PRIME Minister Hun Sen has warned provincial governors not to permit the establishment of Taiwanese government bureaus or offices at the sub-national level, reiterating Cambodia’s adherence to the Chinese government’s One-China Policy.
Speaking at a forum on the government’s sub-national development programme yesterday, Hun Sen said provincial governors were appointed by central authorities, and would “be fired immediately” if they allowed Taiwan to establish a political presence with their jurisdictions.
“[Taiwan] has wanted to set up such bureaus again and again. But I would like to stress that it is impossible on this matter,” the premier said.
“If the provincial governors think they are in power and Taiwan wants to hold any ceremony in their province or post any Taiwanese flags, there would be disaster quickly. I would like to send a message at this point.
“We follow the One-China Policy Taiwan is a just one province of the People’s Republic of China.”
Chinese embassy spokesman Qian Hai said yesterday that China “appreciated” the Cambodian government’s support, and that China was not opposed to Taiwan pursuing “private” business in the Kingdom.

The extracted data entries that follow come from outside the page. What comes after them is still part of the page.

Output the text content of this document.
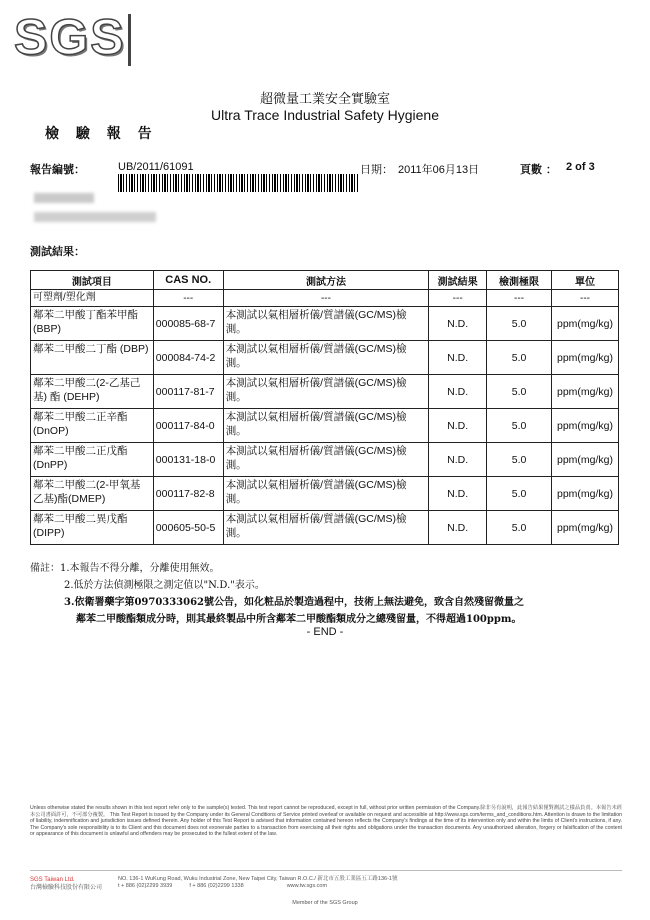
SGS
超微量工業安全實驗室
Ultra Trace Industrial Safety Hygiene
檢 驗 報 告
報告編號：	UB/2011/61091	日期： 2011年06月13日	頁數 ： 2 of 3
測試結果：
測試項目	CAS NO.	測試方法	測試結果	檢測極限	單位
可塑劑/塑化劑	---	---	---	---	---
鄰苯二甲酸丁酯苯甲酯 (BBP)	000085-68-7	本測試以氣相層析儀/質譜儀(GC/MS)檢測。	N.D.	5.0	ppm(mg/kg)
鄰苯二甲酸二丁酯 (DBP)	000084-74-2	本測試以氣相層析儀/質譜儀(GC/MS)檢測。	N.D.	5.0	ppm(mg/kg)
鄰苯二甲酸二(2-乙基己基) 酯 (DEHP)	000117-81-7	本測試以氣相層析儀/質譜儀(GC/MS)檢測。	N.D.	5.0	ppm(mg/kg)
鄰苯二甲酸二正辛酯 (DnOP)	000117-84-0	本測試以氣相層析儀/質譜儀(GC/MS)檢測。	N.D.	5.0	ppm(mg/kg)
鄰苯二甲酸二正戊酯 (DnPP)	000131-18-0	本測試以氣相層析儀/質譜儀(GC/MS)檢測。	N.D.	5.0	ppm(mg/kg)
鄰苯二甲酸二(2-甲氧基乙基)酯(DMEP)	000117-82-8	本測試以氣相層析儀/質譜儀(GC/MS)檢測。	N.D.	5.0	ppm(mg/kg)
鄰苯二甲酸二異戊酯 (DIPP)	000605-50-5	本測試以氣相層析儀/質譜儀(GC/MS)檢測。	N.D.	5.0	ppm(mg/kg)
備註：1.本報告不得分離，分離使用無效。
2.低於方法偵測極限之測定值以"N.D."表示。
3.依衛署藥字第0970333062號公告，如化粧品於製造過程中，技術上無法避免，致含自然殘留微量之
鄰苯二甲酸酯類成分時，則其最終製品中所含鄰苯二甲酸酯類成分之總殘留量，不得超過100ppm。
- END -
Unless otherwise stated the results shown in this test report refer only to the sample(s) tested. This test report cannot be reproduced, except in full, without prior written permission of the Company.除非另有說明，此報告結果僅對測試之樣品負責。本報告未經本公司書面許可，不可部分複製。 This Test Report is issued by the Company under its General Conditions of Service printed overleaf or available on request and accessible at http://www.sgs.com/terms_and_conditions.htm. Attention is drawn to the limitation of liability, indemnification and jurisdiction issues defined therein. Any holder of this Test Report is advised that information contained hereon reflects the Company's findings at the time of its intervention only and within the limits of Client's instructions, if any. The Company's sole responsibility is to its Client and this document does not exonerate parties to a transaction from exercising all their rights and obligations under the transaction documents. Any unauthorized alteration, forgery or falsification of the content or appearance of this document is unlawful and offenders may be prosecuted to the fullest extent of the law.
SGS Taiwan Ltd.
台灣檢驗科技股份有限公司
NO. 136-1 WuKung Road, Wuku Industrial Zone, New Taipei City, Taiwan R.O.C./ 新北市五股工業區五工路136-1號
t + 886 (02)2299 3939	f + 886 (02)2299 1338	www.tw.sgs.com
Member of the SGS Group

The One-China Policy paints Taiwan as an indivisible part of the Chinese mainland, and calls for a peaceful reunification of the two territories under Beijing’s rule.
The premier’s comments came after officials withdrew Taiwanese flags from tables at a business forum in Phnom Penh on July 1.
At the Cambodia and Taiwan Business Meeting, jointly organised by the Cambodian Chamber of Commerce and the Taiwan Commercial Association of Cambodia, Taiwanese flags were visible on the tables during an opening speech by YH Chiang, the commissioner of Taiwan’s Overseas Compatriot Affairs Commission.
Kith Meng, chairman of the CCC, admitted at the time that flags were removed by officials. “There were Taiwanese flags put on the table by a Taiwanese company, but we took them away,” he said. “We solved it.”
Professor Bruce Jacobs, a specialist in Taiwanese politics at Monash University in Melbourne, said the effort to block Taiwanese diplomatic efforts and prevent the display of Taiwanese flags – a controversial symbol even in Taiwan itself – was not surprising, and would likely not affect business.
“To the best of my knowledge, Taiwanese business in Cambodia is welcome,” he said.
Taiwanese officials in Thailand could not be reached yesterday.